Posted Apr. 26, 2012 / Posted by: Kaitlin Froom

Friends of the Earth International released a new report earlier this week, titled Land, Life and Justice, revealing the environmental degradation and human rights violations that are the result of land grabbing occurring in Uganda. The report focuses on the impact land grabs are having on communities in the forested islands of Kalangala, where a corporation called BIDCO is leveling forests used by subsistence farmers and converting it into massive plantations for palm oil, a dirty and destructive biofuel.


Land, Life and Justice showcases the stories and perspectives of those affected by land grabbing in Kalangala.  According to many, BIDCO purposefully deceived land owners into unknowingly selling their properties for extremely small amounts of money, as aided by corrupt government officials.  Other Ugandans who live on public lands have had their access to vital resources like agricultural land and water stripped away without notice or compensation. 


Land grabbing negatively impacts communities in many ways.  In Kalangala, where subsistence farming on public and private land provides many families’ only source of food, the restriction and destruction of this land makes feeding and sustaining the community impossible.  Further, the repurposing of these lands destroys the soil's fertility, degrading the possibility for future use by the community.


BIDCO is leveling the ancient forests and degrading the fertile soils of the islands of Kalangala in order to produce commodity crops to be sold on the global market. The project has received backing from the Ugandan government and financing from the World Bank private sector lending arm, the International Finance Corporation. The massive plantations that BIDCO is establishing on the seized land will satisfy growing demand in industrialized nations, including the United States, for palm oil which is used in everything from mass produced food items like Skittles, Oreos,and Hot Pockets, to personal care products from companies like  Neutrogena, Clinique, and Herbal Essences, to engine fuel such as biodiesel.
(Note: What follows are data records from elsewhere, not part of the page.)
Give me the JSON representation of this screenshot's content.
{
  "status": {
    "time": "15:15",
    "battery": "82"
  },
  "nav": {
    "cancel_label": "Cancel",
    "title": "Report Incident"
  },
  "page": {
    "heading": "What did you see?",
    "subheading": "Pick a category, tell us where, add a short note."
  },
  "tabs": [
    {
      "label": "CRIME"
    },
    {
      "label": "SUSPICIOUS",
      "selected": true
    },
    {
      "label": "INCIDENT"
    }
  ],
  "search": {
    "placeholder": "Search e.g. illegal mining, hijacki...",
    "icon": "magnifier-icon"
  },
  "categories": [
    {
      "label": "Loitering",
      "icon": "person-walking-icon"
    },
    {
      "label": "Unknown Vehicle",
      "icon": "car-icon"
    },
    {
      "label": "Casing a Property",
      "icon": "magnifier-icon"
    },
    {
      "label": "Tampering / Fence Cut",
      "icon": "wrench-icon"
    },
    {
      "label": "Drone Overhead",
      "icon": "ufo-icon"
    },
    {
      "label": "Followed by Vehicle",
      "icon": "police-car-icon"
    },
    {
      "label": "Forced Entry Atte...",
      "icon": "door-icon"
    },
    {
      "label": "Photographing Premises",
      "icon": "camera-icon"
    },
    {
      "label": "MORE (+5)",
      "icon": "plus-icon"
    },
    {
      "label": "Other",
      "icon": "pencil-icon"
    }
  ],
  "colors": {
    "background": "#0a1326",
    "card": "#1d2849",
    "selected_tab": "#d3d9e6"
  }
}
Friends of the Earth International concludes the report with recommendations for the government of Uganda as well as international leaders.  The report calls on the Ugandan government to respect its own constitution in regards to land tenure, to research the impacts of land grabbing throughout Uganda, and to allow communities a voice in the appropriation of land and therefore their livelihood.  Internationally, Friends of the Earth International asks governments to honor the Universal Declaration of Human Rights and other Human Rights obligations and to implement policies that will stop the overconsumption that creates the demand leading to land grabbing practices.